Treatment: Diagnosis vs. Patient

The real difference in these two medical philosophies comes when we decide what it is we are treating.

The outcome of Reductionist thinking in medicine is that our patient is reduced to a series of isolated and discrete diagnoses, each of which needs separate and distinct medical intervention. In conventional medicine, because of this Reductionist influence, we treat the diagnosis, not the patient. We analyze our patient by organ system/tissue, assign a diagnosis to our findings, then treat the mal-performing part. If we successfully make today’s symptoms of the diagnosis disappear, we have done our job properly, regardless of what follows in our patient in the coming days, weeks, months, or years.
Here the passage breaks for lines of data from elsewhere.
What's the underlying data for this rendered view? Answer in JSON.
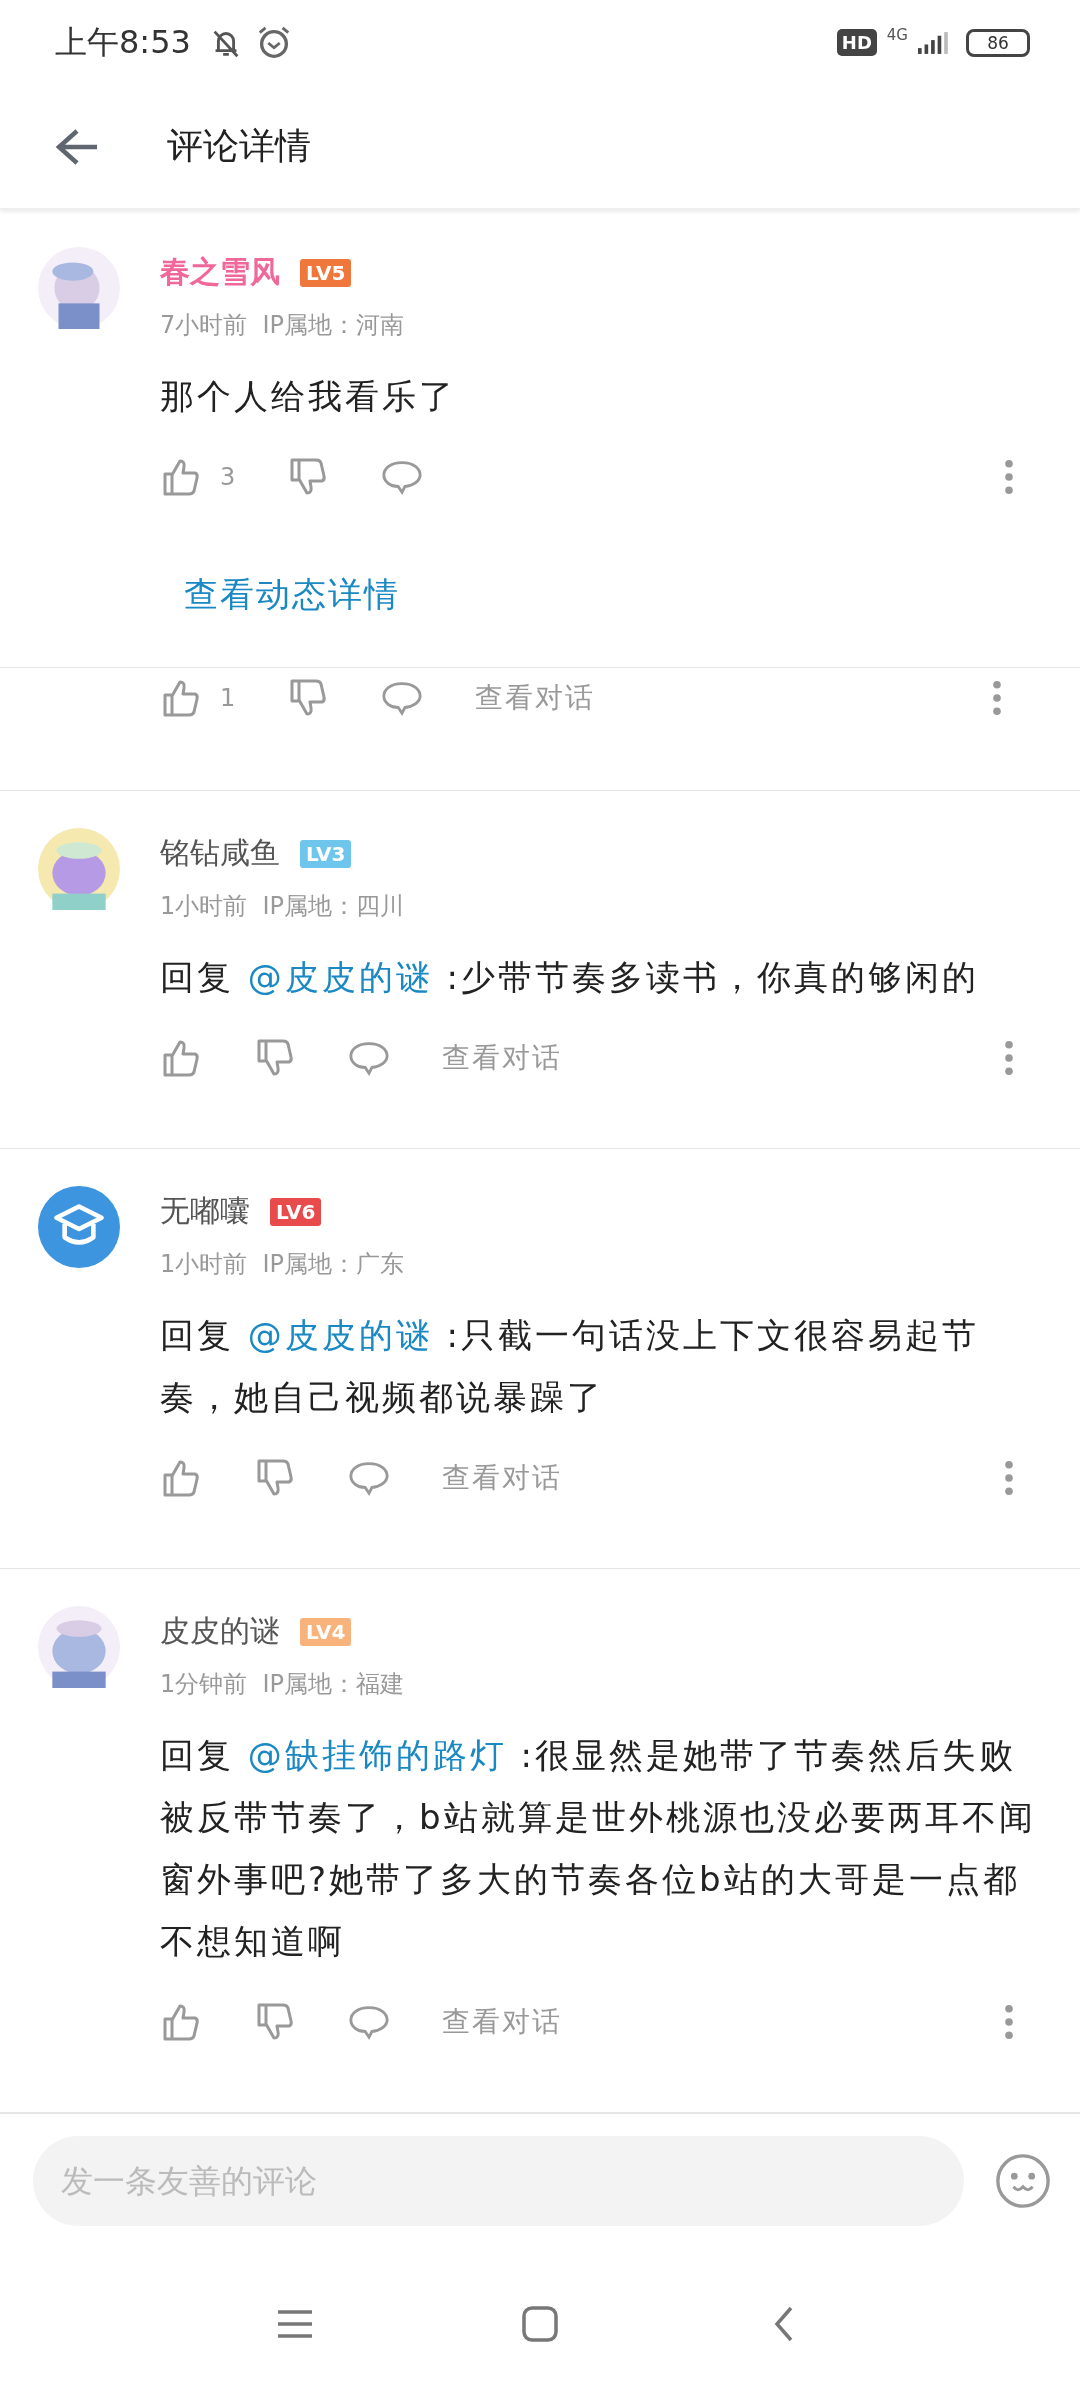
{
  "status_bar": {
    "time": "上午8:53",
    "hd": "HD",
    "network": "4G",
    "battery": "86"
  },
  "header": {
    "title": "评论详情"
  },
  "main_comment": {
    "name": "春之雪风",
    "vip": true,
    "level": "LV5",
    "color": "#f0773c",
    "meta": "7小时前  IP属地：河南",
    "text": "那个人给我看乐了",
    "likes": "3"
  },
  "dynamic_link": "查看动态详情",
  "partial_actions": {
    "likes": "1",
    "dialog": "查看对话"
  },
  "replies": [
    {
      "name": "铭钻咸鱼",
      "vip": false,
      "level": "LV3",
      "color": "#6ec6ec",
      "meta": "1小时前  IP属地：四川",
      "reply_prefix": "回复",
      "mention": "@皮皮的谜",
      "text": ":少带节奏多读书，你真的够闲的",
      "dialog": "查看对话"
    },
    {
      "name": "无嘟囔",
      "vip": false,
      "level": "LV6",
      "color": "#e84b4b",
      "avatar": {
        "kind": "default"
      },
      "meta": "1小时前  IP属地：广东",
      "reply_prefix": "回复",
      "mention": "@皮皮的谜",
      "text": ":只截一句话没上下文很容易起节奏，她自己视频都说暴躁了",
      "dialog": "查看对话"
    },
    {
      "name": "皮皮的谜",
      "vip": false,
      "level": "LV4",
      "color": "#f8b27c",
      "meta": "1分钟前  IP属地：福建",
      "reply_prefix": "回复",
      "mention": "@缺挂饰的路灯",
      "text": ":很显然是她带了节奏然后失败被反带节奏了，b站就算是世外桃源也没必要两耳不闻窗外事吧?她带了多大的节奏各位b站的大哥是一点都不想知道啊",
      "dialog": "查看对话"
    }
  ],
  "input": {
    "placeholder": "发一条友善的评论"
  }
}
In a Holistic practice we see our patient’s current health status as part of a continuum which begins before birth and ends in death, with each step along the way influencing what happens subsequently. Thus, rather than selectively suppressing or palliating a symptom, the aim is to elevate the health status so that not only are today’s symptoms addressed curatively, but we leave our patient healthier and more resilient for the days to come. If maladies are truly cured early in life, the patient will grow old gracefully and without the common degenerations we have come to call “normal” aging processes. (There is a great difference between “common” and “normal”.)

The Philosophy, not the Modality

With the above in mind, the nature of a veterinary or human medical practice is determined by the philosophical approach to the patient and to health/disease, and not by the treatment modality chosen by the doctor.

I have seen conscientious doctors who take time to learn their patient and the things that influence the health of that patient; who take into account the previous illnesses of the patient; who look at the diet, family dynamics, toxic exposures, and other external stressors; and who treat the patient as a whole integrated unit but who use antibiotics and steroids. I would consider these doctors to be holistic because of their approach to the health of their patients, even though they ultimately use conventional medicines in their patients.

I have also seen doctors who use a Homeopathic remedy, an herb, an acupuncture needle, or a chiropractic adjustment in a cookbook fashion based on the conventional diagnosis of the patient and directed in opposition of the symptoms of the patient. These doctors I do not consider to be holistic, even though they use modalities normally thought of as being “holistic”.

The difference is in the philosophical approach, not the modality chosen.